I don't quite understand the argument - if there's no problem with increased size, why should we worry about size? People from the 1960s would be shocked to hear how large our software is today already, but since we have the capacity to run it successfully, I'm glad that we've freed up programmers to work with more productivity.
As far as complexity: there will always be costs to complexity in terms of agility and reliability. And using less compact data structures often leads to less complex code, anyway.
> As far as complexity: there will always be costs to complexity in terms of agility and reliability.
Yes, but I worry about a world where only the programmers bear the cost of the complexity. If reduced complexity does not benefit the user, it becomes harder to justify time spent on reducing complexity.
> And using less compact data structures often leads to less complex code, anyway.
I disagree, unless you're talking about extreme cases like fancy structure packing. More compact data structures mean less program state. Less program state means less complicated state changes and less redundancy.
Litmus test: if your program has entered a bad state, how much data do you have to inspect to discover what the inconsistency is?

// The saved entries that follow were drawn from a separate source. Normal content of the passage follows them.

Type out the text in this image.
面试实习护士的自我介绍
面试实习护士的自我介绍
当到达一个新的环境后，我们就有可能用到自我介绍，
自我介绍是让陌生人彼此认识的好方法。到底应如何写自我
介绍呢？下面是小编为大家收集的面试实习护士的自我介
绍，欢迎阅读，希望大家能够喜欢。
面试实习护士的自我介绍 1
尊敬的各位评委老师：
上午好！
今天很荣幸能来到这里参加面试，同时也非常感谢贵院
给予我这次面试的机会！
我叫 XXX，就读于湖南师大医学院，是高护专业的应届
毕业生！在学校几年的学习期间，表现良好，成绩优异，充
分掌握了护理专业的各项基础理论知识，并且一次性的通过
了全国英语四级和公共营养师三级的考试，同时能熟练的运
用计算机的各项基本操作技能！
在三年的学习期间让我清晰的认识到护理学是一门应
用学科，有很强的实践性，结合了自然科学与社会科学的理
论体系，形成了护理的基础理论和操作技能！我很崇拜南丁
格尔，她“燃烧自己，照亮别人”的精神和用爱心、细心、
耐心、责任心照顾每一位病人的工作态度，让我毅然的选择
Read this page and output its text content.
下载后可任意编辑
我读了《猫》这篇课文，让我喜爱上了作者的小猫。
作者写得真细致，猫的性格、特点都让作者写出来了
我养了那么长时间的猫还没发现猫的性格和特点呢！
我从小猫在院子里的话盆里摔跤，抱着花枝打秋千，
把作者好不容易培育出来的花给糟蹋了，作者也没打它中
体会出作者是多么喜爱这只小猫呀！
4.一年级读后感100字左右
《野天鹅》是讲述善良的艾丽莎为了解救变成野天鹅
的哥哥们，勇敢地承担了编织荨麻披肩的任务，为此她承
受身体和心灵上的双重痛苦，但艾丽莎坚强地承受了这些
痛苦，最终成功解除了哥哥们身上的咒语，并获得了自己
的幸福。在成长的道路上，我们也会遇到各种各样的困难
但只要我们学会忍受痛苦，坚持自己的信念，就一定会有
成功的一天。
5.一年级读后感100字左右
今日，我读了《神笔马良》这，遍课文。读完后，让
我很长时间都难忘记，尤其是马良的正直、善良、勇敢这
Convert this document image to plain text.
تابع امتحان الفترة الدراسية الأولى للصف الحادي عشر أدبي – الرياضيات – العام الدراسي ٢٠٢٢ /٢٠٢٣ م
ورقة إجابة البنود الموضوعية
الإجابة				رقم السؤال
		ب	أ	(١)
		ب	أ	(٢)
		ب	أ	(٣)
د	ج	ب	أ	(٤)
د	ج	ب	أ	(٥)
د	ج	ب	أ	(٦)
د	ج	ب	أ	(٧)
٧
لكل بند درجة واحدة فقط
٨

And how much code do you have to inspect to figure out how it happened?
> a world where only the programmers bear the cost of the complexity.
It is the users who pay the ultimate price of complexity. Unreliable, expensive software with long release cycles cost them money, time and happiness. A company that does not realize this is doomed. It doesn't matter if the unreliable software runs fast.
As a counter argument, when you are not restricted by performance, you can utilize your memory more effectively to remove complexity from your software.
As far as complexity: there will always be costs to complexity in terms of agility and reliability. And using less compact data structures often leads to less complex code, anyway.